Compaq, IBM and Auckland Linux consultants Asterisk will demonstrate software built on the OS, and one popular event — amongst some perhaps — is likely to be the Expo “Geek Bowl” Linux minutiae quiz. Asterisk general manager Chris Hegan says his firm believes that Linux, being both novel and relatively complex, has not been properly recognised in the business market. He says that Linux has many advantages, not the least of which is its stability. “Small to medium[-sized] businesses don’t want to be distracted by their technology. With Linux you never need to ‘tweak’ your server,” says Mr Hegan.

One local success story amongst the other exhibitors is Marshal Software, specialists since 1994 in digital encryption and internet content security technology. It exports to 22 countries worldwide, and the company claims its products are found in more than half of this country’s top 40 blue-chip companies and organisations.

Marshal Software won the TradeNZ 2000 Export Awards e-commerce innovation prize and was Computerworld’s technology innovator of the year in 1999.

One major project for the company is the development of the New Zealand government’s Secure Electronic Environment email security policy. Marshal expect to be able to export the SEE technology following the local trial.

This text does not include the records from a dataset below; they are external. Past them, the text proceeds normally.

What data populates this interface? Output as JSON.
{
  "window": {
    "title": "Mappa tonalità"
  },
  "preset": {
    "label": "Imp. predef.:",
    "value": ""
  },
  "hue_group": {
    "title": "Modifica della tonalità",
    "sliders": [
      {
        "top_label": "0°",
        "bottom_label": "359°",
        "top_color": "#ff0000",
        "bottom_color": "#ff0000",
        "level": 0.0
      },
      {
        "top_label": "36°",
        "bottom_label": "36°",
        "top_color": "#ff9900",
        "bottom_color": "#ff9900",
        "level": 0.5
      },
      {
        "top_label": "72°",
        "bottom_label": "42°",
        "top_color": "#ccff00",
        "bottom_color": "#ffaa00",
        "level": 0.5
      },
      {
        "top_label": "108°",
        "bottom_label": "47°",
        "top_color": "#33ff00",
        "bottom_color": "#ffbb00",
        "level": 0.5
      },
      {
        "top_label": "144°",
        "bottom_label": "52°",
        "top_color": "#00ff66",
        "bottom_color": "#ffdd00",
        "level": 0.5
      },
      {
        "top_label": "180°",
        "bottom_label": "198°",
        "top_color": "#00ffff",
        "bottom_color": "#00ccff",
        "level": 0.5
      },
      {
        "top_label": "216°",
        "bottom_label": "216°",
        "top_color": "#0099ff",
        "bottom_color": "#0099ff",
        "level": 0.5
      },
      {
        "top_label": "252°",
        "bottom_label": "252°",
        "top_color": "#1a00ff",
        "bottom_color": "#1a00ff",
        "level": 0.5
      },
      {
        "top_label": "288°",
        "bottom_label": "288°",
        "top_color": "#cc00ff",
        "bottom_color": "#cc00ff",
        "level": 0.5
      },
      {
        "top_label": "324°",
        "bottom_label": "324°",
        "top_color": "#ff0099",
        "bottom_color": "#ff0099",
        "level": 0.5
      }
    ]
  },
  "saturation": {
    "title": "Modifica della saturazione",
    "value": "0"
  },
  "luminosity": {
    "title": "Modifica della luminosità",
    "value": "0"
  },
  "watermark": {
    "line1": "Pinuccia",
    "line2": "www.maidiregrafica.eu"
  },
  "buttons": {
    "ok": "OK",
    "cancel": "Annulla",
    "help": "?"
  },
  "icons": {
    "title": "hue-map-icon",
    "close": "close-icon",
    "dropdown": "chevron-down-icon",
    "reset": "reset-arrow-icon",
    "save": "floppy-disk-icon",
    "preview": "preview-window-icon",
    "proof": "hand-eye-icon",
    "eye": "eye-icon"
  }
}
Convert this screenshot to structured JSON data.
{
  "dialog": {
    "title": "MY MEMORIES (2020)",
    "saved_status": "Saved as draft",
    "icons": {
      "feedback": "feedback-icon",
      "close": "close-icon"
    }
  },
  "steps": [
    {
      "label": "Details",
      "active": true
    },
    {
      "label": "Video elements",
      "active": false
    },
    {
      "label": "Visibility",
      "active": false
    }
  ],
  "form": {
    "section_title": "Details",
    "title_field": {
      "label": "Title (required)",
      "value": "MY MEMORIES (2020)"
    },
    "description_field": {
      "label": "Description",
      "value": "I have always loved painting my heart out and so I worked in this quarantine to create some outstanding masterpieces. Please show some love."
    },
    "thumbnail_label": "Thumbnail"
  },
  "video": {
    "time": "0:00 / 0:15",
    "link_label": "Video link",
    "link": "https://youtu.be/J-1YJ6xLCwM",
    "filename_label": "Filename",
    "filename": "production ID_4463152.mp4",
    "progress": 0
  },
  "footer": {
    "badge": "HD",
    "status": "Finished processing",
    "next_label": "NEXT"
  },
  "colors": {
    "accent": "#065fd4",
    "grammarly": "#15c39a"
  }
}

New Zealand’s size is advantageous for testing software, says Marshal’s marketing manager Skip Dostine. “We are compact enough so that we can develop, implement and enforce secure email standards on all branches of the government,” he says.

“We have taken a somewhat diverse set of users and organisations [within the New Zealand government] and implemented standards to ensure compatibility. With our relatively low numbers, we can prove the concept and then scale the solution to the outside world,” says Dostine.

Visitors to web design firm Straker Interactive’s stand, meanwhile, can go into a draw to be one of the first walkers over Auckland’s harbour bridge.

  • Computerworld Expo will be held from May 8-10, hosted in the Carter Holt Harvey pavilion in the New Zealand Expo Centre in Auckland’s Greenlane. Tuesday and Wednesday will be primarily for large businesses, while the Thursday is focused more towards small to medium-sized business people and tertiary students.